В «Доне Санчо» разрешение конфликта дается самым традиционным из всех возможных способов: узнавание комедия использовала начиная с аттической комедии и кончая Уайльдом и Шоу. Этого никак нельзя сказать о развязках двух поздних героических комедий: отказ от любовного выбора – прием непривычный, в том числе и для самого Корнеля. Нечего и говорить, что в его «негероических» комедиях любовь безоговорочно торжествует, но и для трагедий подобное решение героя – редкость. Мы встречаемся с ним, к примеру, в «Сертории», где заглавный герой любит царицу лузитанов, но готов уступить ее другому и стать мужем разведенной жены Помпея, чтобы обеспечить поддержку ее сторонников, – собственно, раздвоенность между политикой и любовью, неспособность принять окончательное решение его и губит. Отказывается от своей любви и заглавный герой «Агесилая» – здесь никто не погибает и все заключают брачные союзы. (Эту трагедию вообще можно считать своего рода подступом к двум последним героическим комедиям: отказ Агесилая от любви продиктован предсказуемым недовольством Спарты, которой не пришелся бы по нраву брак ее царя с персиянкой). Между тем в «Сурене», если взять противоположный пример, герой идет на смерть, но не отрекается от любви, отказываясь подчиняться прямому приказу своего государя.

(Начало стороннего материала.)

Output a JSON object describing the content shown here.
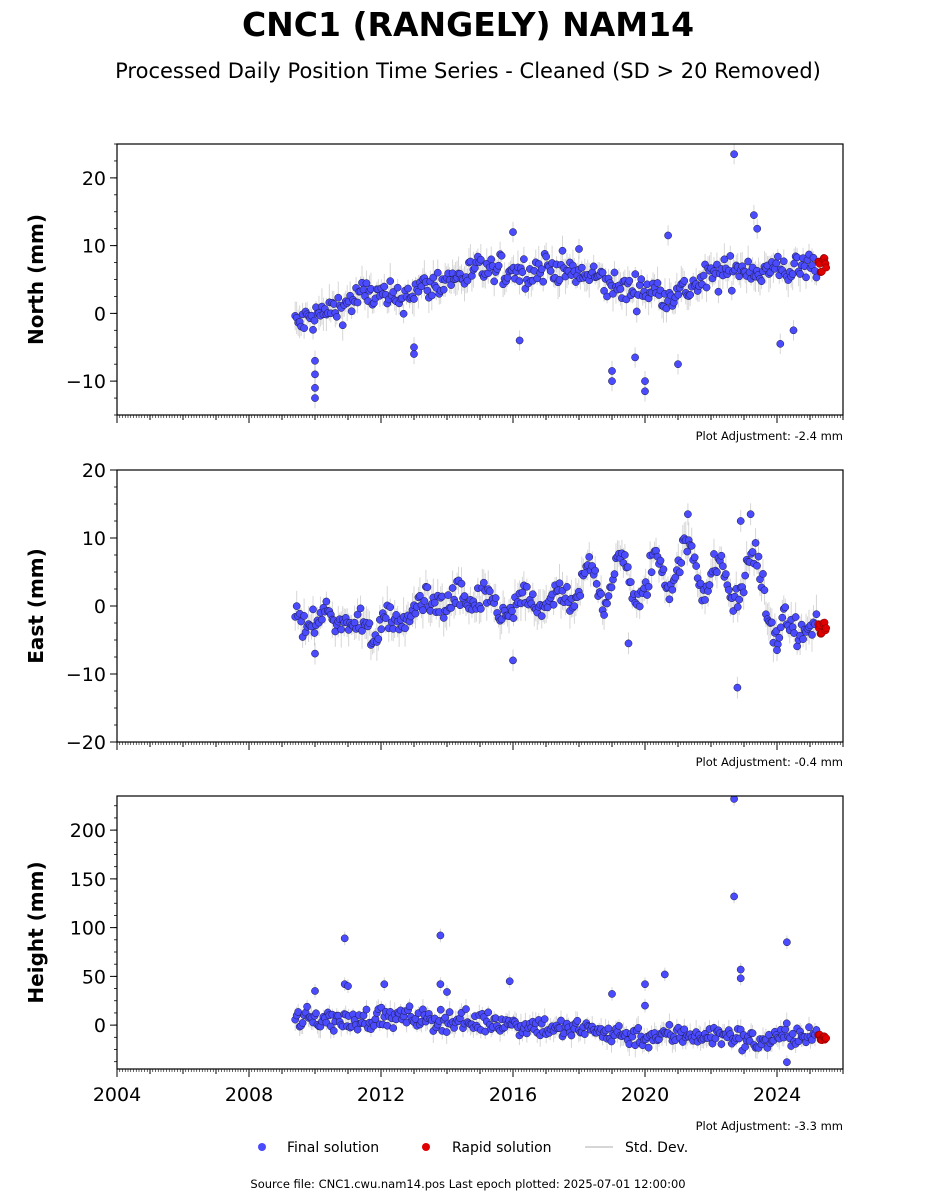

И в «Тите и Беренике», и в «Пульхерии» голос государственного интереса, диктующий героям линию поведения в любви, воплощается в голосе сената (в «Доне Санчо» – в собрании грандов). Этот голос – весьма снисходительный (герои явно ожидают от него большей строгости). В «Тите и Беренике» сенат снимает ожидаемые возражения против брака римского гражданина с неримлянкой и царицей, в «Пульхерии» – дает императрице полную волю распоряжаться своим сердцем и рукой. Поскольку речь в обоих случаях идет о браке и любовном выборе, высший государственный авторитет явно ассоциируется с родительским авторитетом. Это особенно очевидно в «Тите и Беренике»: по воспоминаниям Домиции, Веспасиан в свое время не соглашался на ее брак с Домицианом, потому что прочил ее за Тита, который тогда был поглощен любовью к Беренике, – похоже, что сенат перенимает родительскую роль у покойного императора и в роли родителя оказывается более либерален.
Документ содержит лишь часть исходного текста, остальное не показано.